La comunità di Colli del Tronto, nel cuore dell’Ascoli Piceno, è sull’orlo della protesta, testimonianza di una vertenza complessa e pluriennale con l’azienda Adriatica Bitumi.

L’incendio scoppiato nella fabbrica, seppur prontamente domato, ha riacceso le preoccupazioni e l’indignazione di una popolazione che da anni convive con un fardello ambientale e sociale sempre più gravoso.
Il sindaco Andrea Cardilli, voce autorevole e portavoce delle istanze dei cittadini, ha espresso con forza la necessità di un intervento urgente e risolutivo.

La preoccupazione non è circoscritta all’immediato pericolo rappresentato dalle fiamme e dalla nube di fumo acre, visibile a chilometri di distanza, bensì si radica in un disagio cronico, alimentato da odori persistenti, descritti come nauseabondi, e dalla sensazione di impotenza di fronte a una situazione percepita come insostenibile.

L’ordinanza che vieta temporaneamente il consumo di ortaggi provenienti dalle aree circostanti, stabilendo un perimetro di sicurezza di tre chilometri verso Pagliare e un chilometro all’interno del comune, è una misura pragmatica volta a mitigare i rischi immediati per la salute pubblica.

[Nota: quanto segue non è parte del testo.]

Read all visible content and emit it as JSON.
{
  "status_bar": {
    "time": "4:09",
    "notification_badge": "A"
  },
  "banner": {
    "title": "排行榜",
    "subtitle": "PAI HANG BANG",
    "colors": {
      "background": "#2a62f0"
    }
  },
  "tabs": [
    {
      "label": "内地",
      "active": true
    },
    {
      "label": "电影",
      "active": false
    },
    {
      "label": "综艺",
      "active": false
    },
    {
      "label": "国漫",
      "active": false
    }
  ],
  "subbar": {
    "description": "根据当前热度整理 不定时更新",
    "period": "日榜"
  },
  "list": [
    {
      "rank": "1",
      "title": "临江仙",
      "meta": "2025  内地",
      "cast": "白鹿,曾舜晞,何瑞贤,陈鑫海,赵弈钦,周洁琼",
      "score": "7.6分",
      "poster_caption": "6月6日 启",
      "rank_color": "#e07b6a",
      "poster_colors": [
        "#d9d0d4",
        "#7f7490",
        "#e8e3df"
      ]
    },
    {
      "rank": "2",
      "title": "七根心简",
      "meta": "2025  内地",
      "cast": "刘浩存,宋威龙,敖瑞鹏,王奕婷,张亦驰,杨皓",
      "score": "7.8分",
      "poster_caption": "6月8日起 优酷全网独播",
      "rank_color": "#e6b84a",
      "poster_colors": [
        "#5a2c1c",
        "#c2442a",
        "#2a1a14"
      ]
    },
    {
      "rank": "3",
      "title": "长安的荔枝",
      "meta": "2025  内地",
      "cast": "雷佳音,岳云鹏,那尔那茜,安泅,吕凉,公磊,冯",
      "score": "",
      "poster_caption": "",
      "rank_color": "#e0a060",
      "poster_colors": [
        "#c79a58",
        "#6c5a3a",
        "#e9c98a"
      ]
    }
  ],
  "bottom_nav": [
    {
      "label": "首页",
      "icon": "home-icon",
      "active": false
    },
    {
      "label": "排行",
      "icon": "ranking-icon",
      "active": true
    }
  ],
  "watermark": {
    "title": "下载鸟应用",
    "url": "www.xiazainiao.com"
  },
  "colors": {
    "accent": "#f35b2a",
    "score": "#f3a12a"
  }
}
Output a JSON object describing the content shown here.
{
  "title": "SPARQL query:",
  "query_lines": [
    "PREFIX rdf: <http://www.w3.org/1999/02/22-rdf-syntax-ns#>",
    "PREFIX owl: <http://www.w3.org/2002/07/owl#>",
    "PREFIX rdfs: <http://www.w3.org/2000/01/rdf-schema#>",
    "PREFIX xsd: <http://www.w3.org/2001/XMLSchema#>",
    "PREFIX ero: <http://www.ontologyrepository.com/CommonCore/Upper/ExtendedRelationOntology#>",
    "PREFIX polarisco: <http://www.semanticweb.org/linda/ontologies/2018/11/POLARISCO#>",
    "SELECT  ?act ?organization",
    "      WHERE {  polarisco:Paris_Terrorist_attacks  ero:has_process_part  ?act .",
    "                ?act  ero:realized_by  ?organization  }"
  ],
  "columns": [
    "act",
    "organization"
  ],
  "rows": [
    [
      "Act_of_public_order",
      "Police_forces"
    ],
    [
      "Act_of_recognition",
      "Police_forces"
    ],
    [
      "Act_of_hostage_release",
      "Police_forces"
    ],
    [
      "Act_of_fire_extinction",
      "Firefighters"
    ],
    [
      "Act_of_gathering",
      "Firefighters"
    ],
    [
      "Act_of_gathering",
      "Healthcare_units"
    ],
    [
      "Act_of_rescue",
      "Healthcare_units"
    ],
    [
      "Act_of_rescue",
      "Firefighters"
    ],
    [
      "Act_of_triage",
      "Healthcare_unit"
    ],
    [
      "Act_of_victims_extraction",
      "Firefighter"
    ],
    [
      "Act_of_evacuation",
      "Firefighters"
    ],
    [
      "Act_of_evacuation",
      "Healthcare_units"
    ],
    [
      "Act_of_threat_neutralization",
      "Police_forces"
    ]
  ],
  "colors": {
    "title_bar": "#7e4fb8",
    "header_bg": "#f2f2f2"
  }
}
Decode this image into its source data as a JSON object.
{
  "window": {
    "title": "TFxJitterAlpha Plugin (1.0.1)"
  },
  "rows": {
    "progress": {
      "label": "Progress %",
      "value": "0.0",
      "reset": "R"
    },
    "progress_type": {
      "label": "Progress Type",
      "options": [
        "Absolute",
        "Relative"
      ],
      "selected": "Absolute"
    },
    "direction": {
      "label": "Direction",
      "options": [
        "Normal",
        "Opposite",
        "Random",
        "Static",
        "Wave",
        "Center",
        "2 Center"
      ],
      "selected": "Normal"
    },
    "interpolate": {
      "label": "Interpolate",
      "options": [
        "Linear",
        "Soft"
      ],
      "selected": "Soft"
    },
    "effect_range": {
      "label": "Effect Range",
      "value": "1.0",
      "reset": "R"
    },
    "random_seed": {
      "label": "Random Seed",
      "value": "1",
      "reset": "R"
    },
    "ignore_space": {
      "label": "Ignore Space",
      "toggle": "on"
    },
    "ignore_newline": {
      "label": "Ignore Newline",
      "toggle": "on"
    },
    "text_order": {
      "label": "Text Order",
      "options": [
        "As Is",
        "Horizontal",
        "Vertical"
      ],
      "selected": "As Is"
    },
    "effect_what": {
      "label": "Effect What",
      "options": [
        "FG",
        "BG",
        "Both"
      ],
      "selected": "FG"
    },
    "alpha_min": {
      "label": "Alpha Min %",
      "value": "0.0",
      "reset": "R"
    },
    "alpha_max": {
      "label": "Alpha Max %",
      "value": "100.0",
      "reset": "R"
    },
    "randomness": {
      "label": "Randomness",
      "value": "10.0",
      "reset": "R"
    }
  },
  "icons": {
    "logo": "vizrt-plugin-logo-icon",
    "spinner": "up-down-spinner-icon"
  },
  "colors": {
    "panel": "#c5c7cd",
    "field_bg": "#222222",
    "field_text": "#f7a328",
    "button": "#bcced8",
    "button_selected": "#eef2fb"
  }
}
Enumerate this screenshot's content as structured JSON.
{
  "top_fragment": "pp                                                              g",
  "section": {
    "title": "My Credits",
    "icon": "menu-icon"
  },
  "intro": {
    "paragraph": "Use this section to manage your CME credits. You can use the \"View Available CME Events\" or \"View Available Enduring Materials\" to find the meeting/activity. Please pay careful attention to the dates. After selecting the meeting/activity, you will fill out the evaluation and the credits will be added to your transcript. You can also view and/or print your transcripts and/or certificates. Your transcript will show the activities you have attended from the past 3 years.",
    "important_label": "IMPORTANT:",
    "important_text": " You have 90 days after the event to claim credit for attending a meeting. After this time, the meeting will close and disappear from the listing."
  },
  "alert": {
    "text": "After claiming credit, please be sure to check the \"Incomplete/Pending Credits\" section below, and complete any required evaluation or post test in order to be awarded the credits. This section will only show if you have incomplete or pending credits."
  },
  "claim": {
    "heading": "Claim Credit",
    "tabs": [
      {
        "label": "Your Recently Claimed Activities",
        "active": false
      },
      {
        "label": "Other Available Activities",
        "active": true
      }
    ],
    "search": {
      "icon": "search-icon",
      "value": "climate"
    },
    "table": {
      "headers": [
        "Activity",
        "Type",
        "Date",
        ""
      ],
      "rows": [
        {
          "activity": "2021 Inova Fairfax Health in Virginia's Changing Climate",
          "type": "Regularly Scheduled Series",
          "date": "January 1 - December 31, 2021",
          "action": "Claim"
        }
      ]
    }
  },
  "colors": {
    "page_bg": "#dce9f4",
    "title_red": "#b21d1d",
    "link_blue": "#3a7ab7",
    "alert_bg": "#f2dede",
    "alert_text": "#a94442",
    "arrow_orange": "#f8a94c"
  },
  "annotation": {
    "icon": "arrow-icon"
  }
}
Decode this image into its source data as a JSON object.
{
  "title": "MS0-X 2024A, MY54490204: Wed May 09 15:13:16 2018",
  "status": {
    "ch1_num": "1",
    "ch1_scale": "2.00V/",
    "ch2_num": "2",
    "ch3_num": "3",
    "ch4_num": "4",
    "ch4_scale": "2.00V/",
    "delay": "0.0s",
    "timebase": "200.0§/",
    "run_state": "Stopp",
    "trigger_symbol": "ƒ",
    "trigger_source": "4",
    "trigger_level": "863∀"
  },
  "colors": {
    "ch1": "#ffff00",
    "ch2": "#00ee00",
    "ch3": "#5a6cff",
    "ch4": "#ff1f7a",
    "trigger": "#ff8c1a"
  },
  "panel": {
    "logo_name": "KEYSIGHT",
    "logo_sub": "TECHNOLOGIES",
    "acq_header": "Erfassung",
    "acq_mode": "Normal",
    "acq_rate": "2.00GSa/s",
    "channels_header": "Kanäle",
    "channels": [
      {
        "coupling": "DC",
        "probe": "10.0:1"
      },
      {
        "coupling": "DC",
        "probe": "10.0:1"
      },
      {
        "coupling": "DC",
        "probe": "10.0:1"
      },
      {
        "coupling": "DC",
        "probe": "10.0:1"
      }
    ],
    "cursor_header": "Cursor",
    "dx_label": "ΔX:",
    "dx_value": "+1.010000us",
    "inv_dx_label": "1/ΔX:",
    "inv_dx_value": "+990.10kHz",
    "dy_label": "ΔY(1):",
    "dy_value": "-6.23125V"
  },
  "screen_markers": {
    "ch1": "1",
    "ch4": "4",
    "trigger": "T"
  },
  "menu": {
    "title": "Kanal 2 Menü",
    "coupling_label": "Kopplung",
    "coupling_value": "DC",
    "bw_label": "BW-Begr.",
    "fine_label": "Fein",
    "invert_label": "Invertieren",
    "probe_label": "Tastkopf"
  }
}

Tuttavia, questa decisione non risolve il nodo centrale della questione: la presenza di un’industria potenzialmente impattante in prossimità di un centro abitato.

La situazione è resa ancora più problematica da un intreccio di responsabilità e vincoli che sembrano paralizzare l’azione del Comune.
Le verifiche condotte dall’ARPA e dall’ASL, che attestano la conformità dell’azienda alle normative vigenti, si scontrano con la percezione diffusa di una realtà ben diversa.

La mancanza di strumenti legali che permettano al Comune di disporre la chiusura dell’impianto, unita al rischio di ingenti risarcimenti in caso di contestazione, genera un senso di frustrazione e di impotenza.
Il tentativo di delocalizzazione dell’azienda, promesso cinque anni fa a Controguerra (Teramo), si è rivelato un’illusione, un’ulteriore ferita in una storia di promesse non mantenute.

Le successive modifiche all’impianto, autorizzate dagli stessi enti che ne vigilano la conformità, alimentano il sospetto di una connivenza che compromette la tutela della salute pubblica.

La concessione trentennale, un vincolo di lunga durata, aggrava ulteriormente la situazione, rendendo difficile qualsiasi prospettiva di cambiamento.
Il sindaco Cardilli ha avanzato una richiesta precisa e inequivocabile: un tavolo tecnico congiunto, composto da ARPA, ASL e Prefettura, volto a definire azioni concrete e misure di garanzia per la salvaguardia della salute dei cittadini.

L’auspicio è che questo incontro possa tradursi in un impegno formale e scritto da parte delle istituzioni, che si assumano la responsabilità di tutelare il benessere della comunità, trovando soluzioni sostenibili e durature per risolvere questa complessa vertenza.
La questione non è solo ambientale, ma anche sociale ed economica, e richiede un approccio integrato che tenga conto di tutte le implicazioni in gioco, mirando a un futuro in cui sviluppo industriale e qualità della vita possano coesistere in armonia.